Medical science first used simulation as a pedagogical teaching tool.
In nursing education, simulation has been used for approximately a hundred years.
Teaching has mainly focused on medical-technical, patient-specific interventions and their management.
Objective: The objective of this study was, from a caring science didactic perspective, to deepen the understanding of ethics simulation in nursing education.
Design: Qualitative design and explorative, descriptive and hermeneutic approach of an inductive character.

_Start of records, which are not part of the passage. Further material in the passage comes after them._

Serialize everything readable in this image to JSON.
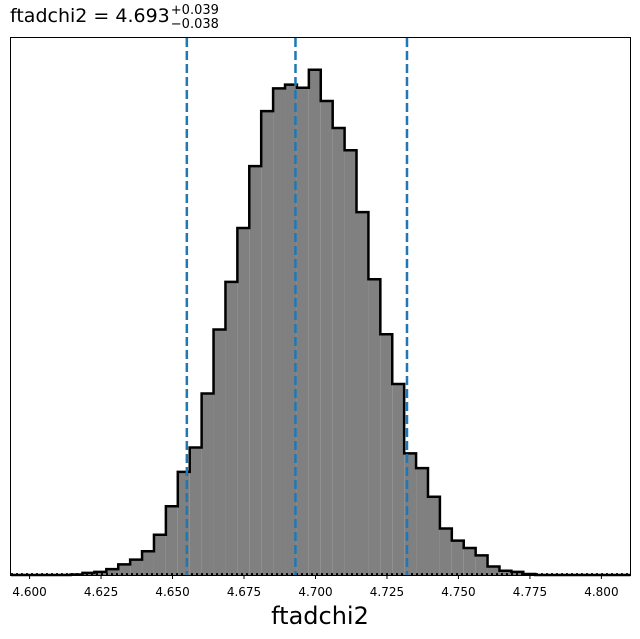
{
  "chart_data": {
    "type": "histogram",
    "title": {
      "param": "ftadchi2",
      "equals": " = ",
      "value": "4.693",
      "upper_err": "+0.039",
      "lower_err": "−0.038"
    },
    "xlabel": "ftadchi2",
    "ylabel": "",
    "xlim": [
      4.5935,
      4.81
    ],
    "ylim": [
      0,
      1.0
    ],
    "x_ticks": [
      4.6,
      4.625,
      4.65,
      4.675,
      4.7,
      4.725,
      4.75,
      4.775,
      4.8
    ],
    "x_tick_labels": [
      "4.600",
      "4.625",
      "4.650",
      "4.675",
      "4.700",
      "4.725",
      "4.750",
      "4.775",
      "4.800"
    ],
    "y_ticks_shown": false,
    "bins": {
      "start": 4.5935,
      "width": 0.004167,
      "values": [
        0.0,
        0.0,
        0.0,
        0.0,
        0.0,
        0.001,
        0.004,
        0.006,
        0.011,
        0.02,
        0.029,
        0.045,
        0.076,
        0.13,
        0.195,
        0.241,
        0.343,
        0.464,
        0.554,
        0.656,
        0.773,
        0.877,
        0.92,
        0.927,
        0.921,
        0.955,
        0.896,
        0.845,
        0.803,
        0.686,
        0.559,
        0.455,
        0.361,
        0.23,
        0.202,
        0.148,
        0.088,
        0.065,
        0.051,
        0.037,
        0.016,
        0.008,
        0.006,
        0.002,
        0.0,
        0.0,
        0.0,
        0.0,
        0.0,
        0.0,
        0.0,
        0.0
      ]
    },
    "fill_color": "#808080",
    "edge_color": "#000000",
    "quantile_lines": {
      "values": [
        4.655,
        4.693,
        4.732
      ],
      "color": "#1f77b4",
      "style": "dashed"
    },
    "baseline": {
      "value": 0.0015,
      "style": "dotted",
      "color": "#000000"
    },
    "grid": false,
    "legend": "none"
  }
}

Methods: Semi-structured face-to-face interviews in 2016–2017 with six Norwegian nursing students who were encouraged to narrate about their experiences of ethics simulation in nursing education.
Ethical considerations: Informed consent was obtained from the participants.
Anonymity and confidentiality regarding data material were guaranteed.
Results: Interpretation of the nursing students’ narratives resulted in the following meaning units: ethical being and ethos, nursing students’ formation process, bridge-building between theory and clinical practice, and teacher and ethics simulation.
Conclusion: Through ethics simulation, nursing students can obtain an increased knowledge and a sense of being able to handle difficult ethical situations.
Nursing students’ values, moral actions and ethical value base offer a positive point of departure, for both theoretical and practical ethics teaching, and an awareness of the unique human being, the patient, in clinical reality.
The implementation of ethics simulation needs more attention in nursing education.